- Born: December 31, 1936 (age 89)
- Education: M.A. in Political Science, Dhaka University (1957)
- Occupations: Journalist, editor, politician

= Amanullah (journalist) =

Amanullah (born 31 December 1936) is a Bangladeshi journalist, editor, and politician. Over a career spanning more than four decades, he served as editor of several leading newspapers and news agencies, including multiple terms as managing director and chief editor of the national news agency Bangladesh Sangbad Sangstha (BSS). He also played an active role in politics as a member of the Bangladesh Nationalist Party and headed its Patuakhali district unit.

== Early life and education ==
Amanullah was born on 31 December 1936 in Barishal. He earned a master's degree in political science from Dhaka University in 1957. In 1965–1966, he was awarded a Congressional Fellowship of the American Political Science Association, which brought him to Washington, D.C. He attained proficiency in English, studied French, and acquired basic knowledge of Arabic and Urdu.

== Career in journalism ==
Amanullah began his journalism career at The Morning News in 1958 as an apprentice sub-editor, moving shortly afterward to the Associated Press of Pakistan (APP), where he held senior roles as chief reporter, news editor, and special correspondent.

In 1971, on the eve of the Bangladesh Liberation War, he resigned from APP and later joined the newly established PPI News Agency as deputy general manager and Dhaka bureau chief. In 1972, he became managing director and chief editor of the Bangladesh Press International (BPI).

Over subsequent decades, Amanullah held leading editorial positions including:

- Chief Editor and General Manager of Bangladesh Sangbad Sangstha (BSS) (1975–1977; 1989–1991)
- Director General of the Press Institute of Bangladesh (PIB) (1988–1989)
- Chief Editor of The New Nation (1996–1997)
- Founder Editor of The Sunday Star (1980–1981)
- Chairman of the Editorial Board of the Daily Aamar Bangla (2001–2005)

He also worked as a correspondent for international outlets such as Voice of America, The Daily Telegraph (London), United Press International (UPI), and Kuwait News Agency (KUNA). Despite being appointed a senior editor at the International Islamic News Agency in Jeddah in 1978, he was unable to join due to visa complications.

=== International coverage and assignments ===
Throughout his career, Amanullah reported on numerous significant international events, including the First Islamic Summit Conference in Rabat in 1969, the Fifth Islamic Summit in Kuwait in 1985, and Islamic Foreign Ministers’ Conferences held in Dhaka and Cairo.

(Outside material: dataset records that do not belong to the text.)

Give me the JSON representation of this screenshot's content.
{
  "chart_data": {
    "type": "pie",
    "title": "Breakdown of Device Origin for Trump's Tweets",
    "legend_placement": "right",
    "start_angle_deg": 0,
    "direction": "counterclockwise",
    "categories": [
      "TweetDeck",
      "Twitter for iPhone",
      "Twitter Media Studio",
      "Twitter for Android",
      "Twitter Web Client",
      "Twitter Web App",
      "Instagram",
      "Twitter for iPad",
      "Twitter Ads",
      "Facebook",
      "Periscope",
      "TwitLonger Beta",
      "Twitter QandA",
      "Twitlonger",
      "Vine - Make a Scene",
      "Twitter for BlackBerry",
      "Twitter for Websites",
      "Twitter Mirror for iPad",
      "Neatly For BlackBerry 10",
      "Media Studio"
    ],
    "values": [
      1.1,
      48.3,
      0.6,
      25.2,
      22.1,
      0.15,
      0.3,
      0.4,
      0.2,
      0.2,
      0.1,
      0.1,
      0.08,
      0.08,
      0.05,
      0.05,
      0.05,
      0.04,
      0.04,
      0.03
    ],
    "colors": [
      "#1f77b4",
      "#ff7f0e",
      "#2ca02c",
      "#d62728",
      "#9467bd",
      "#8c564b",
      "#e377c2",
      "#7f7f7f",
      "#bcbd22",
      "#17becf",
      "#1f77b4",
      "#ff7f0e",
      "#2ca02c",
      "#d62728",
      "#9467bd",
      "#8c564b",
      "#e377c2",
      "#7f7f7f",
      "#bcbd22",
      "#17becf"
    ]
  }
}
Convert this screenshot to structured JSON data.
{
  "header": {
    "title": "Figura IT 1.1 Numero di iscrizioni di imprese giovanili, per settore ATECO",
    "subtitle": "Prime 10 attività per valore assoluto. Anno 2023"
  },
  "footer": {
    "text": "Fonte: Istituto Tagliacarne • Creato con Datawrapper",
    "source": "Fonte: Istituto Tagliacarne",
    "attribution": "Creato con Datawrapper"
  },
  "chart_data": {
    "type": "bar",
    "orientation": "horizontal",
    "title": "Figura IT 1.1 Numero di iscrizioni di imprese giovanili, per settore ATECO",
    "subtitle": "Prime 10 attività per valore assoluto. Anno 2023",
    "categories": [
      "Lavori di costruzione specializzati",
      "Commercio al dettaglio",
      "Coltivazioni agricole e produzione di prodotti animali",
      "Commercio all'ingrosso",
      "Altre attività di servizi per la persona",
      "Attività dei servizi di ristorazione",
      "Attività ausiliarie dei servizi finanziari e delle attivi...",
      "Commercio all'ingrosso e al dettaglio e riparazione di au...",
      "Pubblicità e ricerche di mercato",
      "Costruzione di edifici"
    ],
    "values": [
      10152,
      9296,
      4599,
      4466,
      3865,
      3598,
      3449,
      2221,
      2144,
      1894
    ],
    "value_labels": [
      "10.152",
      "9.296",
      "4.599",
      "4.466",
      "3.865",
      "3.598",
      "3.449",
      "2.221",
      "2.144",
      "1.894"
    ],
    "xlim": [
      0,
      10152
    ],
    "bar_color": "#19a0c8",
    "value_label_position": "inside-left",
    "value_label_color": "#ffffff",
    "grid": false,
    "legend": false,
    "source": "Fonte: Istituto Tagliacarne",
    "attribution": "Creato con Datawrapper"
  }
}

He also covered official visits of political leaders, such as the 1966 visit of Indian prime minister Indira Gandhi to Washington, D.C., as well as several visits by Pakistani leaders abroad. In addition to these high-profile assignments, he undertook extensive reporting duties in countries such as Turkey, Syria, Jordan, Lebanon, Egypt, and Burma (Myanmar), and traveled widely across North America, Europe, the Middle East, and Asia.

== Political involvement ==
In January 1991, Amanullah resigned from his position at BSS to join the Bangladesh Nationalist Party (BNP). Though unable to secure a parliamentary nomination, he campaigned for BNP candidates and was elected President of the party’s Patuakhali district branch. After five years, he stepped back from active politics but continued as a party member while resuming his journalism career.

== Professional and civic roles ==
He twice served on the Journalists’ Wage Board, representing employers as chief of BSS. In addition, he was president of the South Bengal Development Council, reflecting his interest in regional development.

== Legacy ==
Amanullah is regarded as a leading figure in Bangladeshi journalism for his decades of service across national and international media outlets. His dual contributions in journalism and politics highlight his role in shaping both public discourse and civic engagement in post-independence Bangladesh.